Hurricane Electric conveniently provides every tunnel it creates a /64 prefix that they route to the end of the tunnel. This is perfect for the BorderRouter application as the WSN nodes can use IP addresses in this range.

Setting Up the Border Router

The RPi will be running the BorderRouter app. The border router is required to determine the 64 bit IPv6 prefix that the network uses. How this prefix is assigned can be handled in several ways: IPv6 Neighbor Discovery, DHCP, or static configuration.

Addressing: IPv6 Neighbor Discovery

To use router solicitations and router advertisements to assign a prefix for the network, set BLIP_ADDR_AUTOCONF=1 in the Makefile, as well as BLIP_SEND_ROUTER_SOLICITATIONS=1. This will cause the border router to send a router solicitation in order to receive a router solicitation and then use the prefix that it receives from the router advertisement as the network prefix.

The next step is something must respond to the router solicitations. To do this, setup radvd to respond to router solictitations on the interface that the border router creates. To configure the name of the TUN device the border router creates, run the border router app like this:

sudo ./BorderRouterC -i tunname

Addressing: DHCP

Blip supports both static and dynamic IP addresses.

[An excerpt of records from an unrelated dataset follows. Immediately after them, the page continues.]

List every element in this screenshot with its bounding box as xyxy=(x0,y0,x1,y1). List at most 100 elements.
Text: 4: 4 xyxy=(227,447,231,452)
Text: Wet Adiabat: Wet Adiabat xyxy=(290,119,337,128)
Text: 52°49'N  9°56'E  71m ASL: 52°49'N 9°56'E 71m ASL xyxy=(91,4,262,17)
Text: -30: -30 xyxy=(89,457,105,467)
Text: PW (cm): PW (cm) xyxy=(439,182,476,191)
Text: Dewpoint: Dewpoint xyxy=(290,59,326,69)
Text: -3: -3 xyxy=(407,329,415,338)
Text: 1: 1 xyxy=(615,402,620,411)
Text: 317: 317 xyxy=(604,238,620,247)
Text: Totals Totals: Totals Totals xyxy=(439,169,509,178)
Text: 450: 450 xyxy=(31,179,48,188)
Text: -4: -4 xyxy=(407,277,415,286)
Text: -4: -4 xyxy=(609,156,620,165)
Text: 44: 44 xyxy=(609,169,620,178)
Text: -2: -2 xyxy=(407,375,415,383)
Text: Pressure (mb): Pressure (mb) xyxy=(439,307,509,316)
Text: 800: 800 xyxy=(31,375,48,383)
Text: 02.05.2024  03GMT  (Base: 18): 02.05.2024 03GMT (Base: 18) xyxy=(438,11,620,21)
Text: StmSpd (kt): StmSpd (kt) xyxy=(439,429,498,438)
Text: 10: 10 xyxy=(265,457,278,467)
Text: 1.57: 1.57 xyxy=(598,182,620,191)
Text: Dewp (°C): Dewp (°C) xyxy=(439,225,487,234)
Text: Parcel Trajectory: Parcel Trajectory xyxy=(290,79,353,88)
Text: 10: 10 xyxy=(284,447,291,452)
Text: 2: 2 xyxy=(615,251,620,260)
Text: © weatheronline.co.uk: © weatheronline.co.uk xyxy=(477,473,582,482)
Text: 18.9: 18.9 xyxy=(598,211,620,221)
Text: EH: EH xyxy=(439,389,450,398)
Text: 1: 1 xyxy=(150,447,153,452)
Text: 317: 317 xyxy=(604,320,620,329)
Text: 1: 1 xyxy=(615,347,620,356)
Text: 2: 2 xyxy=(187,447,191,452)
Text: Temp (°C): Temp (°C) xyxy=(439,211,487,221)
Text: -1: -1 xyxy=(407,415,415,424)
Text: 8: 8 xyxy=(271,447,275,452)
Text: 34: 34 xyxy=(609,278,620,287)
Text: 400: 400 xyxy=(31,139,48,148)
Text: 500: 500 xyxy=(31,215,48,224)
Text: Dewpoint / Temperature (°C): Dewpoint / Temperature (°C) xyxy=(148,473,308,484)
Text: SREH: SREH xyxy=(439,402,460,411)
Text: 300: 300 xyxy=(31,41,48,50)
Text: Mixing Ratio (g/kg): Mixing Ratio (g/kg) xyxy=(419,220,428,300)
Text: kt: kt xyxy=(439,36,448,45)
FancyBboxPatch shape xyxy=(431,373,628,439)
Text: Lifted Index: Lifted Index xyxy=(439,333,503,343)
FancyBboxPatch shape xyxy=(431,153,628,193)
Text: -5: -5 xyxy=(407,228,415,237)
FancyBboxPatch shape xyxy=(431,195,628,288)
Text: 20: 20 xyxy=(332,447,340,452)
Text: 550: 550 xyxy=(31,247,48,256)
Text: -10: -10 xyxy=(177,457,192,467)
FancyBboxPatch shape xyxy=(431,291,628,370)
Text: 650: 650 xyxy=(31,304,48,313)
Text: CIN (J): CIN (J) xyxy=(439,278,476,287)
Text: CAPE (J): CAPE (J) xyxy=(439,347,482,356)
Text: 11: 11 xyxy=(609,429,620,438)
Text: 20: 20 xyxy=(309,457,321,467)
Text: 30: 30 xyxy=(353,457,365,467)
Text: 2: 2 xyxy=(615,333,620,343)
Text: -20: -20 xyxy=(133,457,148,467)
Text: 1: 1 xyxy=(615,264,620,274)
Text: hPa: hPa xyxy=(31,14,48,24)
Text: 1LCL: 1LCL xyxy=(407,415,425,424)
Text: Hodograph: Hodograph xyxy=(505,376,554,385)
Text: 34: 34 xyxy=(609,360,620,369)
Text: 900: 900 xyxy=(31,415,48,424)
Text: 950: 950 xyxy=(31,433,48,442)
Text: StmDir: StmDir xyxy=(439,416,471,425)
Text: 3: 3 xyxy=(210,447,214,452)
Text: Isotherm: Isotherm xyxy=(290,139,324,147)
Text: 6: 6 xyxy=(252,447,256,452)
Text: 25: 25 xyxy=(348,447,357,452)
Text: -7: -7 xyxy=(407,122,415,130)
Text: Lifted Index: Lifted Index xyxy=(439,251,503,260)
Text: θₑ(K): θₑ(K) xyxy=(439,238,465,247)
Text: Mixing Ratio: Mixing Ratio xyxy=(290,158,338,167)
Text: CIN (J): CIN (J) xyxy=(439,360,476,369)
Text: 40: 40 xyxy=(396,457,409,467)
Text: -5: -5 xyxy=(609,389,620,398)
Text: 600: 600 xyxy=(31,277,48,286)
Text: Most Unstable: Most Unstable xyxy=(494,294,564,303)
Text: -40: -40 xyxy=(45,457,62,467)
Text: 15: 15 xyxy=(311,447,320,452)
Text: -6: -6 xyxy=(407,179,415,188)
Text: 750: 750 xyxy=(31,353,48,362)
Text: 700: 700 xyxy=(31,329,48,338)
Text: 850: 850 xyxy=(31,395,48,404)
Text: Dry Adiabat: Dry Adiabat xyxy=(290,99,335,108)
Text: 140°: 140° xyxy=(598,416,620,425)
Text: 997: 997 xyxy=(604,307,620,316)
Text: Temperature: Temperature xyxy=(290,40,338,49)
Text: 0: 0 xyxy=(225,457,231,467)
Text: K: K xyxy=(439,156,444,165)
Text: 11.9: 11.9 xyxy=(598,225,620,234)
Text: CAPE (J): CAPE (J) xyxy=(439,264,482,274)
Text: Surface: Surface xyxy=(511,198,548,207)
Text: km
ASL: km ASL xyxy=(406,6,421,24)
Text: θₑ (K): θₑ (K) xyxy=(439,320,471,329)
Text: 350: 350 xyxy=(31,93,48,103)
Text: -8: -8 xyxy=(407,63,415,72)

If you wish to reduce your burden when flashing nodes and use dynamic addresses, you need to be running a DHCP server. Ideally you could use any router's DHCP server, but in the likely case that isn't available, you can run a DHCP server on the RPI.

I'm using Dibbler. I couldn't figure out how to cross compile it so I downloaded it to the RPi and built it on there (yeah it took a little while). Alternatively, you can try getting these directions for cross-compiling Dibbler to work.

tar xf dibbler-x.x.x.tar.gz
sudo make install

Running Dibbler is pretty straightforward. The last key is the configuration file located at /etc/dibbler/server.conf. Here is mine:

log-colors true

iface relay1 {
 relay tun0

 class {
  pool <ipv6/64 from Hurricane Electric>/64

iface "tun0" {
 class {
  pool <ipv6/64 from Hurricane Electric>/64

 client link-local fe80::212:6d52:5000:1 {
  address <ipv6/64 from Hurricane Electric>:1
  prefix <ipv6/64 from Hurricane Electric>/64

Addressing: Static

To assign a static prefix, uncomment components StaticIPAddressC; from and update the prefix in brconfig.ini.

Compile and Install

In /tinyos/apps/BorderRouter:

make rpi install scp.<ip address of rpi>


Once running the BorderRouter application will forward all IPv6 packets that are not destined for a node in the network to the TUN interface, and then Linux can route those packets to the Internet.